Scalable Statistics Counters

Dipankar Sarma <dipankar@in.ibm.com>
Ravikiran G. Thirumalai <kiran@in.ibm.com>
Paul E. McKenney <paul.mckenney@us.ibm.com>

Overview:

In-kernel counters are used to collect statistics of various events and render the same on requests (Eg., total packets transmitted from a network interface, context swithces, disk usage statistics, etc). These counters are usually not serialised by any mutex, since such counters need to be reasonably accurate only. Depending on the purpose and load conditons, these counters may be be updated very frequently. In this document, a new set of interfaces are proposed, which should improve performance of such counters in multiprocessor environments.

The basic idea behind the approach is to have per cpu versions of these counters and update per-cpu versions. The per cpu versions can be consolidated on a read request to the counter. This improves performance significantly in multiprocessor environments by reducing the bouncing of the counter cache lines among different CPUs. At the same time, this implementation switches to code that is completely devoid of overheads for SMP when compiled without CONFIG_SMP option set.

Interfaces:

Counters where exactness is not important (like statistics counters) can be declared as of type statctr_t. This is an opaque type and users of the counters do not need to bother about its fields. For an SMP kernel (CONFIG_SMP=y), this is a structure that has information which can be used to quickly compute the appropriate per-cpu counter. For uniprocessor kernel, this is just a unsigned long and thus there is no overhead.

	#ifdef CONFIG_SMP
	typedef struct statctr {
		pcpu_ctr_t *ctr;
	} statctr_t;
	#else
	typedef unsigned long statctr_t;
	#endif

  1. int statctr_init(statctr_t *stctr, unsinged long value)
  2. int statctr_ninit(statctr_t *stctr, int count, unsinged long value)

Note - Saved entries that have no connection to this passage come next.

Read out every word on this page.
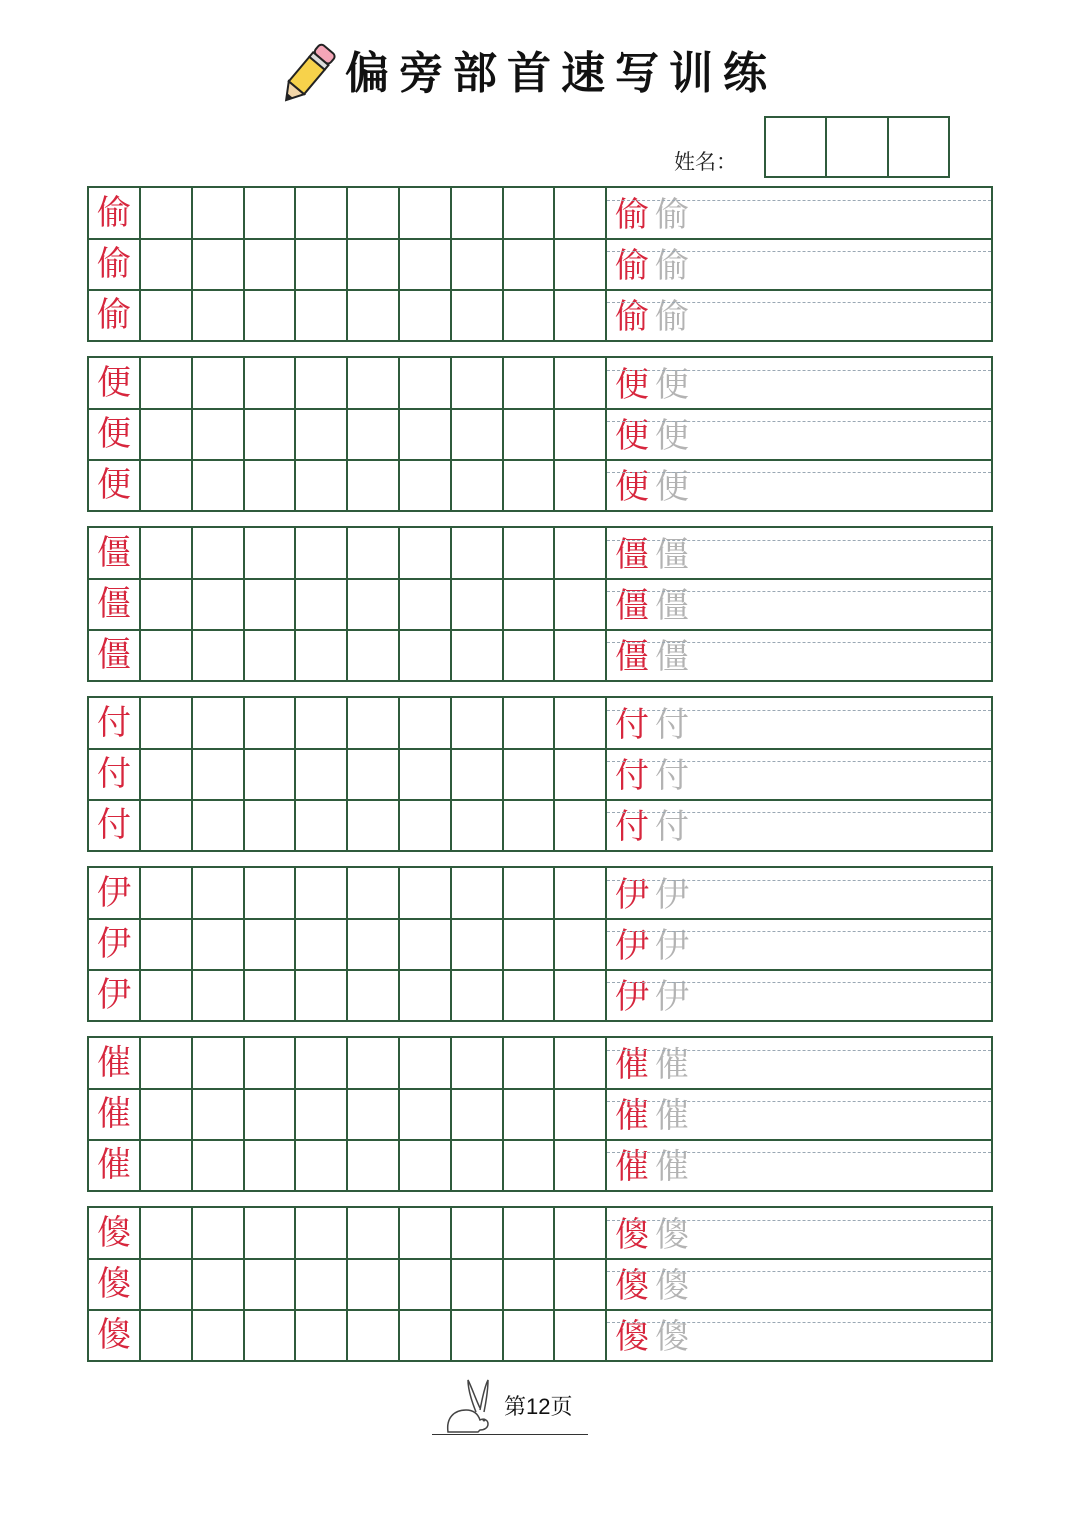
偏旁部首速写训练
姓名：
偷	偷 偷
偷	偷 偷
偷	偷 偷
便	便 便
便	便 便
便	便 便
僵	僵 僵
僵	僵 僵
僵	僵 僵
付	付 付
付	付 付
付	付 付
伊	伊 伊
伊	伊 伊
伊	伊 伊
催	催 催
催	催 催
催	催 催
傻	傻 傻
傻	傻 傻
傻	傻 傻
第12页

  3. All statctrs must be initialized using one of these interfaces. These counters cannot be just used by statically allocating statctr_t types at compile time, simply because the counter is going to refer to per cpu versions in different cachelines (which is going to be allocated during statctr_init()). Counters allocated using these functions must be freed using statctr_cleanup() or statctr_ncleanup(). For, uniprocessor kernels, statctr_init()/statctr_ninit() reduce to simply initializing the unsigned long counter or an array of them, there is no separate allocation involved here. These functions return 0 on success and a non-zero value on failure.

  4. void statctr_cleanup(statctr_t *stctr)
  5. void statctr_ncleanup(statctr_t *stctr, int count)

  6. These interfaces must be used to free statistics counters initialized using statctr_init() or statctr_ninit() respectively. These function frees up the per-cpu counter(s)/internal data structure(s) allocated during statctr_init() or statctr_ninit(). They are NOP for uniprocessor kernels.

  7. void statctr_inc(statctr_t *stctr)

  8. This interface increments the counter by one. Internally, only the per-cpu counter is incremented. For uniprocessor kernels, it simply non-atomically increments the unsigned long statistics counter.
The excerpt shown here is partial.